The new procedure is in a report on the handling of anthrax contamination at New Jersey's Bellmawr postal facility in November. The report will be made public later this month, but U.S. Rep. Robert Andrews, D-New Jersey, talked Monday about some details of the report.
Not only would local postal managers be able to decide on their own to close their facilities, they also would have to see written proof of safety before reopening them, Andrews said.
The Bellmawr center was closed and reopened three times in one week after an employee showed symptoms of skin anthrax.
Andrews said the new measures "would probably sort out a similar situation in 36 hours and avoid the cost, the anxiety and the fiasco endured last November at Bellmawr."

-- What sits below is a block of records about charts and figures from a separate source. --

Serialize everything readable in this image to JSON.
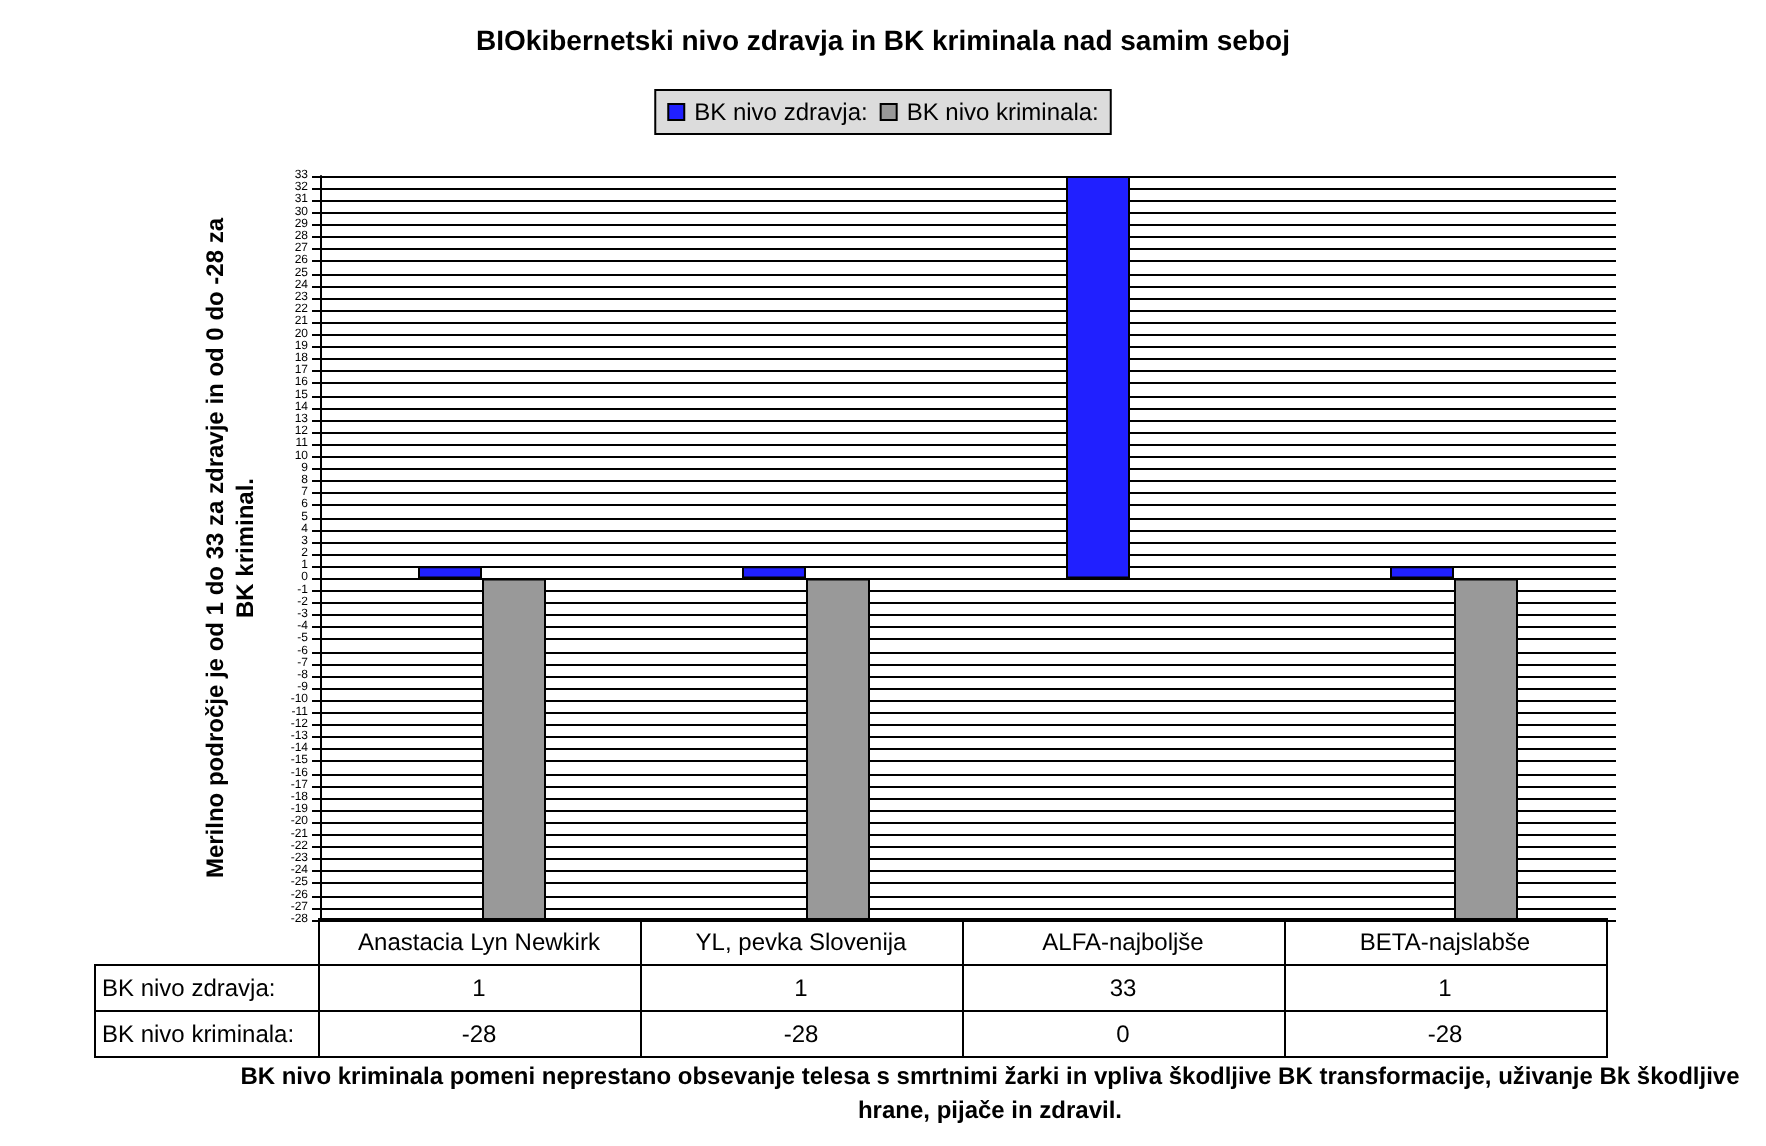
{
  "chart_data": {
    "type": "bar",
    "title": "BIOkibernetski nivo zdravja in BK kriminala nad samim seboj",
    "ylabel": "Merilno področje je od 1 do 33 za zdravje in od 0 do -28 za\nBK kriminal.",
    "categories": [
      "Anastacia Lyn Newkirk",
      "YL, pevka Slovenija",
      "ALFA-najboljše",
      "BETA-najslabše"
    ],
    "series": [
      {
        "name": "BK nivo zdravja:",
        "color": "#2020ff",
        "values": [
          1,
          1,
          33,
          1
        ]
      },
      {
        "name": "BK nivo kriminala:",
        "color": "#999999",
        "values": [
          -28,
          -28,
          0,
          -28
        ]
      }
    ],
    "ylim": [
      -28,
      33
    ],
    "yticks": [
      -28,
      -27,
      -26,
      -25,
      -24,
      -23,
      -22,
      -21,
      -20,
      -19,
      -18,
      -17,
      -16,
      -15,
      -14,
      -13,
      -12,
      -11,
      -10,
      -9,
      -8,
      -7,
      -6,
      -5,
      -4,
      -3,
      -2,
      -1,
      0,
      1,
      2,
      3,
      4,
      5,
      6,
      7,
      8,
      9,
      10,
      11,
      12,
      13,
      14,
      15,
      16,
      17,
      18,
      19,
      20,
      21,
      22,
      23,
      24,
      25,
      26,
      27,
      28,
      29,
      30,
      31,
      32,
      33
    ],
    "grid": true,
    "legend": "top",
    "data_labels": true,
    "annotations": [
      "BK nivo kriminala pomeni neprestano obsevanje telesa s smrtnimi žarki in vpliva škodljive BK transformacije, uživanje Bk škodljive hrane, pijače in zdravil."
    ]
  }
}
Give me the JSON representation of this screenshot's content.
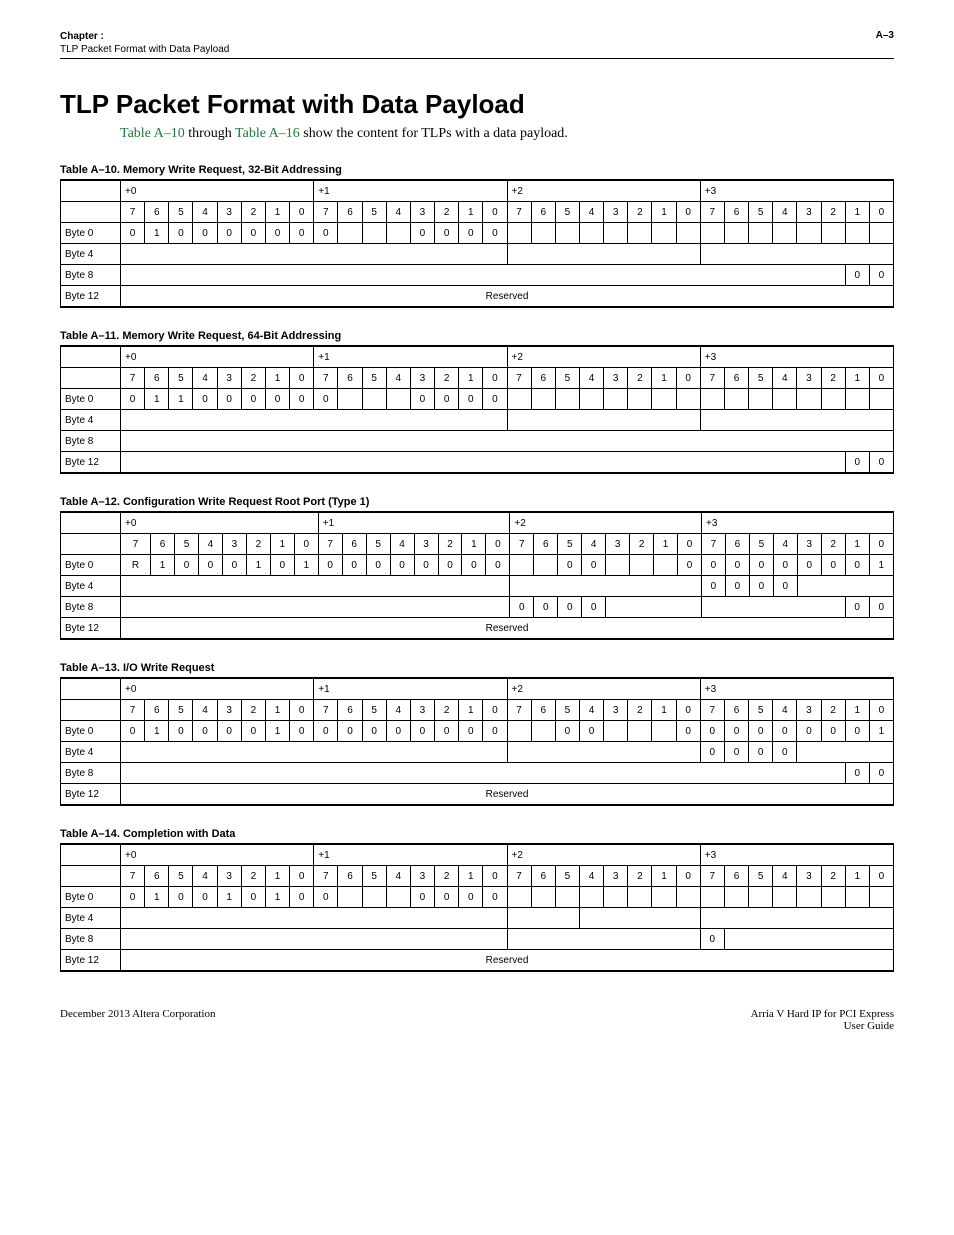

He said the Bellmawr postal manager, Michael Brose, "showed competence and concern for both the public and his employees," but the congressman laid blame on "misinformation somewhere along the line between the Centers for Disease Control [and Prevention], the FBI and the U.S. postal inspectors and mishandling by all three organizations that was potentially lethal."
He added that although the investigator general's report cited "no indication of pressure from the top," he believed that the Bellmawr facility faced "subtle and unsubtle pressure from the highest levels of the Postal Service in Washington."
A representative said the investigator general's office would not comment on the report until it was made public "some time between mid- and late March."